WASHINGTON Volunteerism is on the rise in America, especially among the younger crowds. A new 30-year report tracked an increasing trend of lending helping hands and prompted volunteer agencies to ask for more help this holiday season.
The Corporation for National and Community Service reviewed volunteer trends since 1974 and found a sharp rise of more than 32 percent over the last two decades.
Volunteer Growth in America: A Review of Trends Since 1974 reported that the growth in volunteering is driven primarily by teenagers 16 to 19, Baby Boomers and others age 45 to 65 and older adults 65 and over.
"We are encouraged that emerging studies consistently show increased volunteering by young Americans. If supported properly, we may be on the cusp of a new civic generation, said Robert T. Grimm, Jr., Director of Research and Policy Development at the Corporation, in the report. At the same time, Boomers high engagement in service today has the potential to foster a volunteer explosion among older Americans in the years to come.
Major George Hood, national community relations secretary for The Salvation Army, indicated two dynamics for the increasing trend of volunteerism: the ease of communication to the general public and greater awareness of opportunities.
Grimm cited other reasons including mid-life adults being more likely to have children in the home because Americans are delaying marriage and childbearing.
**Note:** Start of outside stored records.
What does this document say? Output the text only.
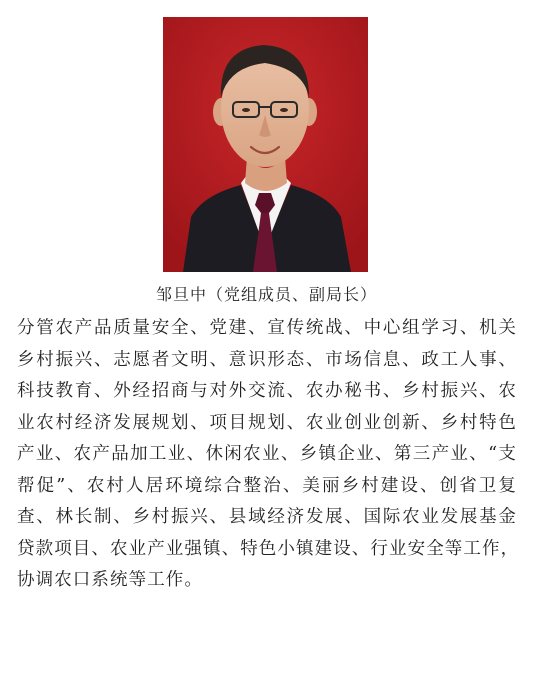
邹旦中（党组成员、副局长）
分管农产品质量安全、党建、宣传统战、中心组学习、机关
乡村振兴、志愿者文明、意识形态、市场信息、政工人事、
科技教育、外经招商与对外交流、农办秘书、乡村振兴、农
业农村经济发展规划、项目规划、农业创业创新、乡村特色
产业、农产品加工业、休闲农业、乡镇企业、第三产业、“支
帮促”、农村人居环境综合整治、美丽乡村建设、创省卫复
查、林长制、乡村振兴、县域经济发展、国际农业发展基金
贷款项目、农业产业强镇、特色小镇建设、行业安全等工作，
协调农口系统等工作。
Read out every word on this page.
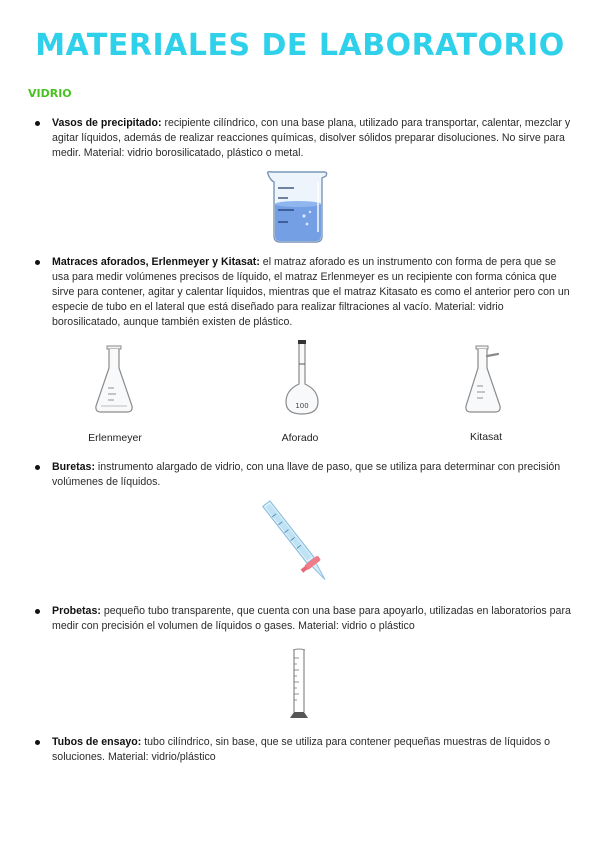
MATERIALES DE LABORATORIO
VIDRIO
Vasos de precipitado: recipiente cilíndrico, con una base plana, utilizado para transportar, calentar, mezclar y agitar líquidos, además de realizar reacciones químicas, disolver sólidos preparar disoluciones. No sirve para medir. Material: vidrio borosilicatado, plástico o metal.
Matraces aforados, Erlenmeyer y Kitasat: el matraz aforado es un instrumento con forma de pera que se usa para medir volúmenes precisos de líquido, el matraz Erlenmeyer es un recipiente con forma cónica que sirve para contener, agitar y calentar líquidos, mientras que el matraz Kitasato es como el anterior pero con un especie de tubo en el lateral que está diseñado para realizar filtraciones al vacío. Material: vidrio borosilicatado, aunque también existen de plástico.
Erlenmeyer
100
Aforado	Kitasat
Buretas: instrumento alargado de vidrio, con una llave de paso, que se utiliza para determinar con precisión volúmenes de líquidos.
Probetas: pequeño tubo transparente, que cuenta con una base para apoyarlo, utilizadas en laboratorios para medir con precisión el volumen de líquidos o gases. Material: vidrio o plástico
Tubos de ensayo: tubo cilíndrico, sin base, que se utiliza para contener pequeñas muestras de líquidos o soluciones. Material: vidrio/plástico
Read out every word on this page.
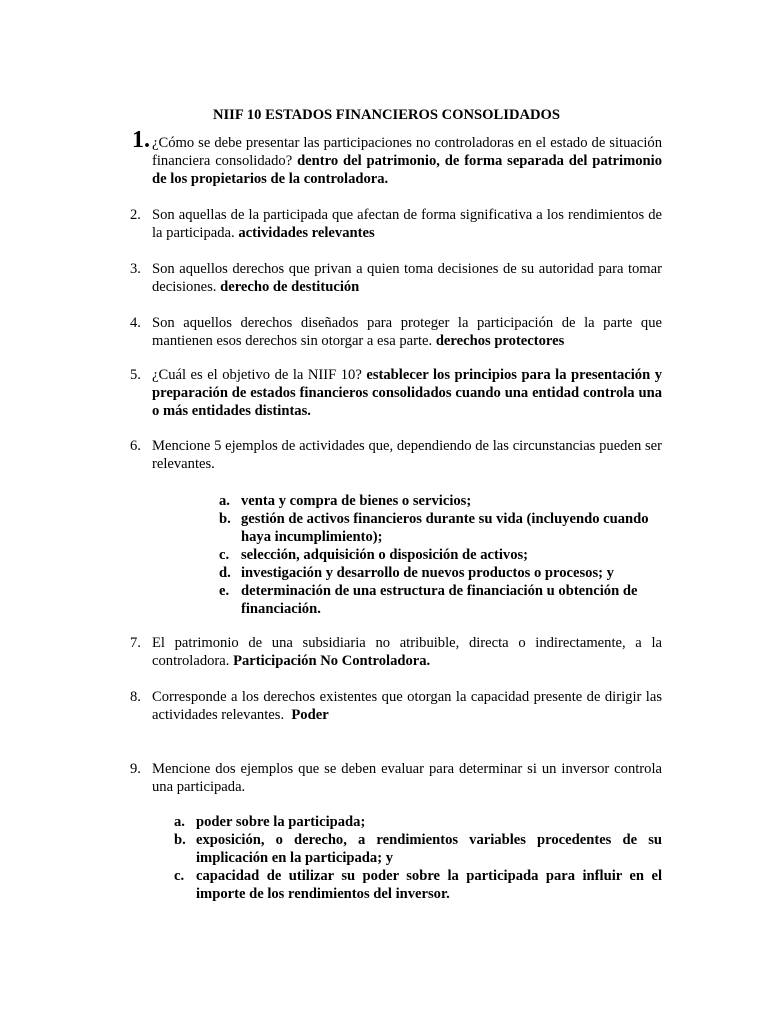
NIIF 10 ESTADOS FINANCIEROS CONSOLIDADOS
1. ¿Cómo se debe presentar las participaciones no controladoras en el estado de situación financiera consolidado? dentro del patrimonio, de forma separada del patrimonio de los propietarios de la controladora.
2. Son aquellas de la participada que afectan de forma significativa a los rendimientos de la participada. actividades relevantes
3. Son aquellos derechos que privan a quien toma decisiones de su autoridad para tomar decisiones. derecho de destitución
4. Son aquellos derechos diseñados para proteger la participación de la parte que mantienen esos derechos sin otorgar a esa parte. derechos protectores
5. ¿Cuál es el objetivo de la NIIF 10? establecer los principios para la presentación y preparación de estados financieros consolidados cuando una entidad controla una o más entidades distintas.
6. Mencione 5 ejemplos de actividades que, dependiendo de las circunstancias pueden ser relevantes.
a. venta y compra de bienes o servicios;
b. gestión de activos financieros durante su vida (incluyendo cuando haya incumplimiento);
c. selección, adquisición o disposición de activos;
d. investigación y desarrollo de nuevos productos o procesos; y
e. determinación de una estructura de financiación u obtención de financiación.
7. El patrimonio de una subsidiaria no atribuible, directa o indirectamente, a la controladora. Participación No Controladora.
8. Corresponde a los derechos existentes que otorgan la capacidad presente de dirigir las actividades relevantes. Poder
9. Mencione dos ejemplos que se deben evaluar para determinar si un inversor controla una participada.
a. poder sobre la participada;
b. exposición, o derecho, a rendimientos variables procedentes de su implicación en la participada; y
c. capacidad de utilizar su poder sobre la participada para influir en el importe de los rendimientos del inversor.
The result is increased exposure to volunteering opportunities connected to their childrens school and extracurricular activities. A response to traumatic national events such as 9/11 and Hurricane Katrina are also possible reasons for heightened civic engagement.
Such dynamics may have contributed to the sharply higher rates of volunteering in the Boomer generation compared to previous generations at mid-life. And spending hours in volunteer services isn't foreign among teens either. The national study showed that older teens have more than doubled their time spent volunteering since 1989.
"We're seeing more and more high school groups and college groups that want to get involved," Hood highlighted. "And it really is for them ... a very practical way to give back to a community and to get involved with a charity because it gives them the chance to see firsthand from the practical side what their role as a volunteer would do to help an organization."
One of the largest NGOs in the nation, The Salvation Army has already seen volunteers triple in number over the last 20 years. The Christian organization's latest annual report revealed more than 3.5 million people having volunteered with the Army.
Two "emotional" volunteer spikes that Hood has seen is in their Christmas bell ringing services and disaster work.
"People want to get their sleeves rolled up and get involved," Hood commented about the step-up of volunteers when natural disasters hit.
The growing numbers are also reflective on a smaller scale. Here's Life Inner City, an urban ministry of Campus Crusade for Christ International, drew the help of 550 volunteers this year as opposed to the 300 they typically get, according to Here's Life's director, Clint Owens.
David Eisner, chief executive of the Corporation for National and Community Service, said the study should signal nonprofit groups to prepare for the "tidal shift" in volunteering.
According to Hood, preparation is key.
"It's very important that when you bring a [young] professional into your agency, you better be prepared to keep them busy and give them substantial work and responsibility or they won't come back," he warned.
Volunteer Growth in America: A Review of Trends Since 1974 is the latest in the Corporations Volunteering in America series, which was launched last year. The research briefs examine historical trends in volunteering in an effort to highlight emerging trends and encourage more adults to volunteer.